Some patients do not have any symptoms when they undergo diagnosis. Blood tests are the most immediate route for the diagnosis of chronic myeloid leukemia. Usually they are practiced:
If any of the symptoms generate suspicion, a blood sample will be taken. In a laboratory the blood composition can be analyzed, as well as the bone marrow samples obtained after aspiration and biopsy. With a microscope it is confirmed if there is presence of leukemic cells.
A total blood cell count lets you know how many red, white, and platelet cells the individual has. When a person wants to know what test is done to find out if he has leukemia, he allows his blood to be taken to be analyzed by a microscope and in this way, to know if he has excess white blood cells.

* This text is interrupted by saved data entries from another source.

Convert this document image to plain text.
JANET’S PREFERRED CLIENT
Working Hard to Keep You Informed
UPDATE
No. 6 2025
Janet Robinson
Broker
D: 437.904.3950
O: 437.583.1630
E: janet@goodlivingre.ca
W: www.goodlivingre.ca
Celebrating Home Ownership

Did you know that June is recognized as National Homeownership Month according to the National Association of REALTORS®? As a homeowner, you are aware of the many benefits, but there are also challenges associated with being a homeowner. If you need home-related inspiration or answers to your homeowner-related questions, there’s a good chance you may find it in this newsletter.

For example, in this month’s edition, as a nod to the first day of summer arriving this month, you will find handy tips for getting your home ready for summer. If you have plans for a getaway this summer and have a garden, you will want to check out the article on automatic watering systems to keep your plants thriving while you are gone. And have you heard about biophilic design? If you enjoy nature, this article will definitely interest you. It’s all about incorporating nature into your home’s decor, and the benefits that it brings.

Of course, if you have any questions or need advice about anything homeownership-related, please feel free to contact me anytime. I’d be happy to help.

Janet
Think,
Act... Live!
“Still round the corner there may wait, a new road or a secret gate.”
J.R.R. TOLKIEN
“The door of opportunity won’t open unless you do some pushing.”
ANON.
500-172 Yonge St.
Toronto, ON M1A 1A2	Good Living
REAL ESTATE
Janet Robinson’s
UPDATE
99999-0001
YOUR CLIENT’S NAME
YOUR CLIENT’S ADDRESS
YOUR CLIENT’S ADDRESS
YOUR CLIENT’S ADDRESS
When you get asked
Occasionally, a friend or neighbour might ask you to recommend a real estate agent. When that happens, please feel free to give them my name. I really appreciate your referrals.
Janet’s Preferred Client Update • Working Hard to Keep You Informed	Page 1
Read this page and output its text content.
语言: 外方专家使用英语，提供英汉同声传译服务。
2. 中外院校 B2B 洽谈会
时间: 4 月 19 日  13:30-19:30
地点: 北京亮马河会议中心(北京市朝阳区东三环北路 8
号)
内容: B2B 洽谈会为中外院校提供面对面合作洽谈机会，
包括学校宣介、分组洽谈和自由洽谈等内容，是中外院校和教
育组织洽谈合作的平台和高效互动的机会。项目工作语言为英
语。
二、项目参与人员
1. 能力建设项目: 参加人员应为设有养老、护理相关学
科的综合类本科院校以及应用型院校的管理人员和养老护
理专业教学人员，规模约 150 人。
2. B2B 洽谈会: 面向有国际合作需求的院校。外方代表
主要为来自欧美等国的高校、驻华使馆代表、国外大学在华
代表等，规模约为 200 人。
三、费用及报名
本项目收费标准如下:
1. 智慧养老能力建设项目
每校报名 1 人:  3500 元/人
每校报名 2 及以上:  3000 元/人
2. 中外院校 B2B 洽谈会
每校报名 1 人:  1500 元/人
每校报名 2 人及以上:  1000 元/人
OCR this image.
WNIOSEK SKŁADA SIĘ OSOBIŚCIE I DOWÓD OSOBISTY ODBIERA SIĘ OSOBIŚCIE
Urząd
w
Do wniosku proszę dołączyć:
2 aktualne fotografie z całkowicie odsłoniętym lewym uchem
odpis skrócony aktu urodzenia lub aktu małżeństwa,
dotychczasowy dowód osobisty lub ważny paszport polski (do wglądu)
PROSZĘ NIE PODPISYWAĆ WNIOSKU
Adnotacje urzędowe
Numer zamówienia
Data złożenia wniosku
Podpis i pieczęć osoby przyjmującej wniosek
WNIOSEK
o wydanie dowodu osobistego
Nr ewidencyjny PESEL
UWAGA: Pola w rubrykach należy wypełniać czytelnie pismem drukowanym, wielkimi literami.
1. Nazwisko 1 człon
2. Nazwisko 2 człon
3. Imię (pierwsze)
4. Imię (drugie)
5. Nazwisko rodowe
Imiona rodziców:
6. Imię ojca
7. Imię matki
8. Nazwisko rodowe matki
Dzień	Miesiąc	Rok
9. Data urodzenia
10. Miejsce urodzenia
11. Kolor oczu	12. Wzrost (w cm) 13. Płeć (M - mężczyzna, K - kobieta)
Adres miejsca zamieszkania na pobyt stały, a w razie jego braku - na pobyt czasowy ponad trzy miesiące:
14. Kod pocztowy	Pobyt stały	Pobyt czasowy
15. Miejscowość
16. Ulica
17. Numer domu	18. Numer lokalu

A bone marrow test will allow you to specify if there are many or few blood-producing cells (hypercellular / hypocellular). Leukemic cells make the marrow hypercellular.
This set of tests makes it possible to measure the amount of chemical substances in the blood and thus detect liver or kidney failures that could be caused by leukemia.
They allow us to rule out the presence of the Philadelphia chromosome and the BCR-ABL gene, responsible for chronic myeloid leukemia.
By means of conventional cytogenetics the DNA portions are analyzed and the chromosomes are studied. This technique allows the division of cells to be observed but it takes a little longer to know the result.
Fluorescence in situ hybridization is also an analysis of the chromosomes. Special dyes color genes and chromosomes to observe a regular blood or bone marrow sample without having to practice cultures.
Finally, there is another series of studies that are performed to diagnose this disease, such as: polymerase chain reaction (PCR), imaging studies, magnetic resonances , CT scans and ultrasound with ultrasound.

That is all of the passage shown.